The day my Mother died, my brother and I packed up all her remaining things, dividing them between us and the donation people.  We then loaded her car and I drove off to Colorado.  Most of the boxes went into the shed.  And there they’ve sat.  I’ve opened maybe two of them, and that was two years ago – it was too painful.  Now that I’m in a better headspace around losing her, I am determined to start going through the boxes.

I brought two of them home yesterday and opened them.  One contained a narrow, metal, three-sided filigree rim that looks like it might have come from a tray or a shelf.  In other words, I have no idea what it is or why I wanted to keep it.  Hmm.

When I opened the second box, a wave of my Mother’s scent wafted forth.  It was wonderful.  Everyone has their own scent, and you don’t even notice it sometimes until that person is gone, but I always loved the way my Mother smelled – it was  a combination of subtle perfume, lavender, and just mommy.  It swept me back, so far back, back to when I was a small child flopping on the laundry on my parents’ bed, back to laps and cuddles, back to looking through her closets and trying on her shoes, back to hugs when I returned as a young woman, back to the last time I cried with my head in her lap.

Back to a good place.  A sweet place.  A poignant place.

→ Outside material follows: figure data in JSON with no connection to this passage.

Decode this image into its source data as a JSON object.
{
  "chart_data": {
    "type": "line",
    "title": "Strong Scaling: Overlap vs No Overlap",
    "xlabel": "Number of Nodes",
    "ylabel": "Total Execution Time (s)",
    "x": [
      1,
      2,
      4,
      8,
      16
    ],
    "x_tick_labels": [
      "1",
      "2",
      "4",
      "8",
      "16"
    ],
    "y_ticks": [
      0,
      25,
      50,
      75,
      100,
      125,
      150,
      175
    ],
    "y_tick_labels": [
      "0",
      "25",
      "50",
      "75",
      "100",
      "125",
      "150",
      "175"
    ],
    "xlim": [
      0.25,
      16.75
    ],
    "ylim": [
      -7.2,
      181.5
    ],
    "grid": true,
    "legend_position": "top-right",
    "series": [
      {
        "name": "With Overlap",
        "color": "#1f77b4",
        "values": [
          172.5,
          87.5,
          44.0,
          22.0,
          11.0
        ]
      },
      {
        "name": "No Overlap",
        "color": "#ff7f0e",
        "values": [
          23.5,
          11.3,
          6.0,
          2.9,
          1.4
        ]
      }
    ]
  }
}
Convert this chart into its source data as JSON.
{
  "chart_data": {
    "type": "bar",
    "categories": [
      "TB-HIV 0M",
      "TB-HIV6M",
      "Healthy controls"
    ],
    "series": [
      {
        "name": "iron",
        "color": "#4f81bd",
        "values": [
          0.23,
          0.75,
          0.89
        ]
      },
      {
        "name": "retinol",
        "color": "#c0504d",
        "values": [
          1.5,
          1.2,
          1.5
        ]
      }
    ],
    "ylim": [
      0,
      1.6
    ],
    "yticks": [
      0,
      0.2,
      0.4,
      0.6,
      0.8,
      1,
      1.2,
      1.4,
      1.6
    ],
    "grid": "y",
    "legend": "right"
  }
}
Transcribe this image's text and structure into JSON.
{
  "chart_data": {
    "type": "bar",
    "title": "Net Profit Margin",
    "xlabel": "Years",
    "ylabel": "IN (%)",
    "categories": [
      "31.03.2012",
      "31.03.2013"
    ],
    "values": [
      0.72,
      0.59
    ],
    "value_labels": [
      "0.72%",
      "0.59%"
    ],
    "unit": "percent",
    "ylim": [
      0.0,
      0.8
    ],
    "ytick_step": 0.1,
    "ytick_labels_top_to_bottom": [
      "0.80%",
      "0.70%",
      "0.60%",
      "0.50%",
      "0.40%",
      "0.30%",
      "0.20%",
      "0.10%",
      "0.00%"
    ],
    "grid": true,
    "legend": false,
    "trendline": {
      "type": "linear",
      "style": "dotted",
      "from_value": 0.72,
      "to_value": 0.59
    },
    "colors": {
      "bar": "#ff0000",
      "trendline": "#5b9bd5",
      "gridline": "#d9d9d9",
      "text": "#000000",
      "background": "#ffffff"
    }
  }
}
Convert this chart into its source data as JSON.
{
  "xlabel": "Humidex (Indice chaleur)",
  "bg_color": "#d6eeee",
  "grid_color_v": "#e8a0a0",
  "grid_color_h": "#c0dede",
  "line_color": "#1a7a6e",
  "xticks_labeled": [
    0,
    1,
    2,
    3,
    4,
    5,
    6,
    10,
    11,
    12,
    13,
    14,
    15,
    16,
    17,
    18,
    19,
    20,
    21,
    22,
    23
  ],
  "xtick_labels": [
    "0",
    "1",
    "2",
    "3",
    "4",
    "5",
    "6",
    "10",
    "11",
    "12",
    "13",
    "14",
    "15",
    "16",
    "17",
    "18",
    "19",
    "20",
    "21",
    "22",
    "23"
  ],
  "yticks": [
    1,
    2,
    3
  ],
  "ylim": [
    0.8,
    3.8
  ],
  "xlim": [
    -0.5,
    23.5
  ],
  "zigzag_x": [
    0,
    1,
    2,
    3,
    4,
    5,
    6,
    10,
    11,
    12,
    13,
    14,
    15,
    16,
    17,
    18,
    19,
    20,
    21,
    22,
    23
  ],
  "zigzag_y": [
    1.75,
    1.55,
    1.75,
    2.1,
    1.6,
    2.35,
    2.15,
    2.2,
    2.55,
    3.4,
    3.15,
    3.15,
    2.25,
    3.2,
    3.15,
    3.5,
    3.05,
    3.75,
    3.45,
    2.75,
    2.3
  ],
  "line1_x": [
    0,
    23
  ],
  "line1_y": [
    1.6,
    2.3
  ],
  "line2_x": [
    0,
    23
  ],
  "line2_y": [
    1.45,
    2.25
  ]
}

The box itself contained silver candlesticks that I don’t remember and four silver-plated goblets that I had forgotten, but that instantly transported me to standing before the fireplace looking at them on the mantel.  Amazing that a box that contained household objects and not personal things like perfume or clothes, could still hold so much of her.  But the few things she kept when she sold the house all held so much of our family, our history, our love for each other.

I am not yet ready to open another box, even though it was not a bad experience.  It did leave me doing that thing where you think, “I need Aunt Ene’s sugar cookie recipe.  I’ll call Mother.  Oh….”.  So I guess I have to take it one little step at a time.